The Canadian industry has innovative producers pursuing the opportunities in the broader bioeconomy, writes Andrea Kent of the Canadian Renewable Fuels Association. Canada is well positioned to become a leader in advanced biofuels and bioproducts.
By Andrea Kent | February 12, 2015

Albert Einstein said, “to raise new questions, new possibilities, to regard old problems from a new angle, requires creative imagination and marks real advance in science.” Understanding the need for change is standard operating procedure for innovators like Einstein, and the ethanol industry is really no different.
If there is one way to describe the path of the Canadian renewable fuels industry today, it is through innovation, an evolution beyond traditional production methods, and products.

The Canadian industry is rich with innovative producers looking at pursuing the opportunities in the broader bioeconomy. We are witnessing the emergence of diversified biorefineries, built on the existing renewable fuels platform, but able to commercialize a number of different bioproducts, using a variety of different feedstocks. With a natural abundance of biomass, Canada is well positioned to become a global leader in the development and production of advanced biofuels and bioproducts.
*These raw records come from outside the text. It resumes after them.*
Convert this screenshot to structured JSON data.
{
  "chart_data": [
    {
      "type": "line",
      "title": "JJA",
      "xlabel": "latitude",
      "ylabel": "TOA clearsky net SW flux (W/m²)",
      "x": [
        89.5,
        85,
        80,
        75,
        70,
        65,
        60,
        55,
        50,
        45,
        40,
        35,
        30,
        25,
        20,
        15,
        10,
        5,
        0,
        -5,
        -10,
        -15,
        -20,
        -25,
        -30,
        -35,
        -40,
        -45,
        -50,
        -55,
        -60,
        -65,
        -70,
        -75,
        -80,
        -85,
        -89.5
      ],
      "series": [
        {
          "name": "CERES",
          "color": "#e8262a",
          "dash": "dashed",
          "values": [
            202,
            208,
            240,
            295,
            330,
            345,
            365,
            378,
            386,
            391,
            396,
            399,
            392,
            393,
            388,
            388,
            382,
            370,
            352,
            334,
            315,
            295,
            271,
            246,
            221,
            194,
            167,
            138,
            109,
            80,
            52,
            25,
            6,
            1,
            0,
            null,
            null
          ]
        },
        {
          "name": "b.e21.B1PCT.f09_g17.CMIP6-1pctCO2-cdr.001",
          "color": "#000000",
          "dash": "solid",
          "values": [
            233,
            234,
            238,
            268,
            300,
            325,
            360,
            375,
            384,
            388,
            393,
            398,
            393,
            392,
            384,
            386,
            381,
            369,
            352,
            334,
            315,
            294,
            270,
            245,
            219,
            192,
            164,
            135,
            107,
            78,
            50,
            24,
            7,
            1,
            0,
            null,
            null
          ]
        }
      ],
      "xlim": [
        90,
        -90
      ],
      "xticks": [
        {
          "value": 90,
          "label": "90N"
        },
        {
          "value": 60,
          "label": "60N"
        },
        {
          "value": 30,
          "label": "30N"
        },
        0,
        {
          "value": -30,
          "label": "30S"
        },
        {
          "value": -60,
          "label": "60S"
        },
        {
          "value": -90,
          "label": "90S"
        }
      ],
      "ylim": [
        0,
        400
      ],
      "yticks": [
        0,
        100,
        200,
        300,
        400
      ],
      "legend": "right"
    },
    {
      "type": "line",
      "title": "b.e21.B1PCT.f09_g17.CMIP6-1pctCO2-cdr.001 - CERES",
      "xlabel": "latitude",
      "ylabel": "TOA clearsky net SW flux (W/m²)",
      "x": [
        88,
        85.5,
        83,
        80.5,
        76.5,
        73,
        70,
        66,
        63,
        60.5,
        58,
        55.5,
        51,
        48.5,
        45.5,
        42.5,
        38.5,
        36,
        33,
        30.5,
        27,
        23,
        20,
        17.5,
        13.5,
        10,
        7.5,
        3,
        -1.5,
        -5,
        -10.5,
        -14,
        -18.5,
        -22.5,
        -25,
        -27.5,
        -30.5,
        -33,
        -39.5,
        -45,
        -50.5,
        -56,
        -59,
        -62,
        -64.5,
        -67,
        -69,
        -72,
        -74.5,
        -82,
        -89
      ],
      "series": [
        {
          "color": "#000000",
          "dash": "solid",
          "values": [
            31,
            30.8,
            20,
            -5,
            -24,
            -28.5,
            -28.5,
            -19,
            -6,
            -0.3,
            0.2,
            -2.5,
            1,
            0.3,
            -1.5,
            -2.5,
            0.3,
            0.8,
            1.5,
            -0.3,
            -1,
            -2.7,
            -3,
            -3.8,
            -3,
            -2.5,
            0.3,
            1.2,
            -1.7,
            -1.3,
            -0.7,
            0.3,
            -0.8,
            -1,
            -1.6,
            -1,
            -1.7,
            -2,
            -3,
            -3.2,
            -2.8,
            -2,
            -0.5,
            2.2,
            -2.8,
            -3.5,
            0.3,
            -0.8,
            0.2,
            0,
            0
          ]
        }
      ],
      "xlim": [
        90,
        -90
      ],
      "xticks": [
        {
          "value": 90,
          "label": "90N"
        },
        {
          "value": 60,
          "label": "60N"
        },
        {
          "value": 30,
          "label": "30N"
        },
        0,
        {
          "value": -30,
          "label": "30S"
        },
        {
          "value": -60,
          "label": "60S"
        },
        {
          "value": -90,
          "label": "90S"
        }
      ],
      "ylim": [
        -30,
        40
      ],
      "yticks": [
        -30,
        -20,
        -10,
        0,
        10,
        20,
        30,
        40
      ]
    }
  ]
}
We have seen this happening across our industry already. Enerkem, in a partnership with the City of Edmonton and the Province of Alberta, recently designed and built the first industrial scale waste-to-biofuels facility in the world, now producing methanol from municipal solid waste with conversion to ethanol expected this year. This facility uses Enerkem’s proprietary thermochemical process, a technology that has received international attention, with partnerships for production facilities emerging in Europe and China.

GreenField Specialty Alcohols Inc., better known for distilleries producing corn-based ethanol and industrial alcohols, designed and built a biomass pretreatment system called the bazooka, capable of processing agricultural residues and woody biomass into pure streams of cellulose and hemicellulose sugars.

IGPC Ethanol Inc. is the first Canadian adopter of ICM’s fiber separation technology that fractionates the corn kernel at the front end of the fuel making process. This technology allows IGPC to take a fibrous portion of corn kernel and convert it into next-generation biofuels and next-generation bioproducts.
Enhancing the strong progress of the Canadian renewable fuels industry depends on ensuring the continuation of strong mandates, developing broader market access for producers, a fair valuation for greenhouse gas reductions, and building out infrastructure, ensuring Canadians have choice at the pumps.

These forward looking action items were a primary focus of the CRFA’s first annual Canadian Bioeconomy Conference.  While we addressed the needs of our existing renewable fuels producers, we also looked at the opportunities arising from where our industry is going, from biofuels to bioeconomy.

Like the U.S., we are all looking at the falling price of oil and what it means for the Canadian economy and our ethanol industry. Commodity prices for ethanol and corn, the fluctuating Canadian dollar, and a federal election on the horizon, all promise to make 2015 a dynamic year for Canadian producers and policy makers alike.

It also means that we will need to keep doing what we do best: innovate and adapt.